Ce matin là, il  faisait bon. Ciel bleu, air froid et sec. Quelques mouvements très lents d’échauffement pour remuer la grande marmite de l’univers. Bouger sur son axe. Sentir la gravité qui tire le sacrum vers le bas comme un plomb de pêche. Sentir l’énergie qui arrive par vagues dans les bras et les pieds un peu éloignés. L’énergie et la chaleur. Sentir les arbres tout autour qui eux aussi bougent, plus imperceptiblement. Écouter les grincements dans les branches, les entre-chocs légers des plaques d’écorce.

J’ai eu envie de cette vie là, de sentir la sève monter, d’écouter le chant de la terre qui vient des racines, de percevoir le murmure des oiseaux et du vent. Je me suis rapprochée du bosquet, et j’ai regardé la demie douzaine de sages qui se tenaient là, silencieux. J’en ai choisi un, mais peut être est-ce lui qui m’a choisie. J’ai fait quelques pas dans sa direction, et je me suis arrêtée. Je rentrais dans sa zone d’intimité, ou bien il était dans la mienne, comment savoir. Nous avions tous les deux besoin d’un temps d’apprivoisement. Moi parce que j’avais le cœur qui battait la chamade, lui, je ne sais pas . Je me suis approchée tout doucement, tendrement, et j’ai délicatement posé mes mains sur lui. Posé, pas pressé avec force, juste posé. Comme j’aurais posé les mains sur les épaules d’un homme que j’aime. Des mains chaudes et habitées. J’ai incliné ma tête sur sa poitrine, pour écouter battre son cœur, et j’ai posé mes avant-bras tout contre lui.

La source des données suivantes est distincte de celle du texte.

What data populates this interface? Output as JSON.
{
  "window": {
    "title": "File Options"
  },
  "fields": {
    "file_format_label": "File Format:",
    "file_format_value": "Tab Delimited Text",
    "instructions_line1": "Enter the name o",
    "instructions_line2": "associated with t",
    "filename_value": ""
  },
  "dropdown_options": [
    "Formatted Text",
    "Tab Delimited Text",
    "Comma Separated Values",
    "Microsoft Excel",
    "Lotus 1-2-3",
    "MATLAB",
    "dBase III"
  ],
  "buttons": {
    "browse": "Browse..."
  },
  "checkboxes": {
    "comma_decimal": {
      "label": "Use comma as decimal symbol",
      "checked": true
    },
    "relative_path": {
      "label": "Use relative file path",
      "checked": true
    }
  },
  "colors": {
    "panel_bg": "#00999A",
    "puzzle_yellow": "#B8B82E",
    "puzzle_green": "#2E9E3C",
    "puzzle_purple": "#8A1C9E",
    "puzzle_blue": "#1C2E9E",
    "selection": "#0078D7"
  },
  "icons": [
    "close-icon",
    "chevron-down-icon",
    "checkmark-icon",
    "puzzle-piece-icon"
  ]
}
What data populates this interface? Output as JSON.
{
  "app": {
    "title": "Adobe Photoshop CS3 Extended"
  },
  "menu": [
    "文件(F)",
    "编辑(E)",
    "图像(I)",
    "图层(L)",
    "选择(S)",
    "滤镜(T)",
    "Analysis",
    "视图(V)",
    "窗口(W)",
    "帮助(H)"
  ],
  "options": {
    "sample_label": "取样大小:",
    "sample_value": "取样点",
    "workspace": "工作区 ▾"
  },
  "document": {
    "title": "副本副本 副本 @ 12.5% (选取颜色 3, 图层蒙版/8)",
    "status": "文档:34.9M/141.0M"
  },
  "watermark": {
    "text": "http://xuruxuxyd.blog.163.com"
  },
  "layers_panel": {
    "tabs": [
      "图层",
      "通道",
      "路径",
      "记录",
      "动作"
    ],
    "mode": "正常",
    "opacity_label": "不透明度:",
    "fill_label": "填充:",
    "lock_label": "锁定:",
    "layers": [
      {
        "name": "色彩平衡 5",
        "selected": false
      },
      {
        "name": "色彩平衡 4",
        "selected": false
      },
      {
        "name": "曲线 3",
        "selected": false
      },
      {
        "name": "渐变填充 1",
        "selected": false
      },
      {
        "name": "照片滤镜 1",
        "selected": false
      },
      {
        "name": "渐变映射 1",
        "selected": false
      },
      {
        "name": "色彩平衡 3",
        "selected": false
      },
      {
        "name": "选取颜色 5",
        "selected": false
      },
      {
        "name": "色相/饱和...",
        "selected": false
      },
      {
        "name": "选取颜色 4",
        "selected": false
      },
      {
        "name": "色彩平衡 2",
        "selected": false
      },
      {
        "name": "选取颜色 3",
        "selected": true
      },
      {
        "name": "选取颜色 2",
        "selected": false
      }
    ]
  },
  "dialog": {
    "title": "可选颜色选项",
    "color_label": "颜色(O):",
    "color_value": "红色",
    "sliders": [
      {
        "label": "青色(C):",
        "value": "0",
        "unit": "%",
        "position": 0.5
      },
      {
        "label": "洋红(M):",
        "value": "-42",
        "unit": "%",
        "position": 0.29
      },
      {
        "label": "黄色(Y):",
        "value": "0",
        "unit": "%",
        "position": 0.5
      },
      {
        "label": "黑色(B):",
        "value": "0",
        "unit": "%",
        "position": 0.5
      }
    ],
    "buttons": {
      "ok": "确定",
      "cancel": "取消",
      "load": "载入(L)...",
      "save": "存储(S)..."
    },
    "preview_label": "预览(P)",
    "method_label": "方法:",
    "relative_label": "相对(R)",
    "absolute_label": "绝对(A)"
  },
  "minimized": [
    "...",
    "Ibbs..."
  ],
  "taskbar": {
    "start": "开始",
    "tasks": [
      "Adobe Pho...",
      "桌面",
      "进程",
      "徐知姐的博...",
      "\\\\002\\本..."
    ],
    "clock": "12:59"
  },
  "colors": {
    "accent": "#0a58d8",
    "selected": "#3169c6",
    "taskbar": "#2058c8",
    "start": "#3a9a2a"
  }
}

J’ai perçu sa chaleur se mêler à la mienne et m’envelopper. Il m’a accueillie dans son monde et je me suis sentie pleinement en sécurité, à l’abri. J’ai ressenti son énergie qui pulsait à travers moi. Je la sentais descendre à toute vitesse de lui dans mes mains,  dans mes bras, les épaules, descendre en cascade le long de ma colonne vertébrale,  irriguer mes jambes et dissoudre mes pieds. Il m’a entraînée avec lui dans les tréfonds de la terre. J’ai senti racines et radicelles parcourir l’humus froid, se mêler à d’autres sources. C’était très froid et très léger, paisible et vivant. Et puis le flux s’est inversé, l’énergie a cessé de descendre, j’étais vraiment très bien enracinée, personne n’aurait pu m’arracher. Je me suis sentie happée vers les branches et la cime. J’ai parcouru en un instant toutes les branches, les moindres bourgeons de feuilles, j’ai ressenti les subtiles variations de chaleur des branches à l’ombre ou au soleil, je me suis sentie étirée en branches, branchettes, brindilles, filaments, feuilles, bourgeons, caressés par le vent frais et sec. Et je me suis élevée encore plus haut, toujours plus haut, comme si l’arbre montait jusqu’au ciel.

Et puis il s’est arrêté, il m’a laissé goûter cette drôle de sensation d’étirement et d’enracinement avec une grande paix intérieure. Et il a ajouté tout doucement au creux de mon oreille : « ta place est là, tout simplement entre ciel et terre, tu es reliée à tout. Toujours. Alors si tu veux t’élever, enracine-toi. » Et il s’est tu. Je le sentais présent, la leçon était finie, je n’avais plus envie de partir. J’ai pris mon temps pour faire bouger mes orteils, mes chevilles, mes genoux, mes jambes, mes doigts, mes mains, mes bras et mes épaules. Je me suis redressée au ralenti, millimètre par millimètre, j’ai senti mes vertèbres se dérouler une à une. Et tout doucement, j’ai décollé mes mains, mes doigts, ma pulpe de l’arbre, et, en silence, je l’ai remercié.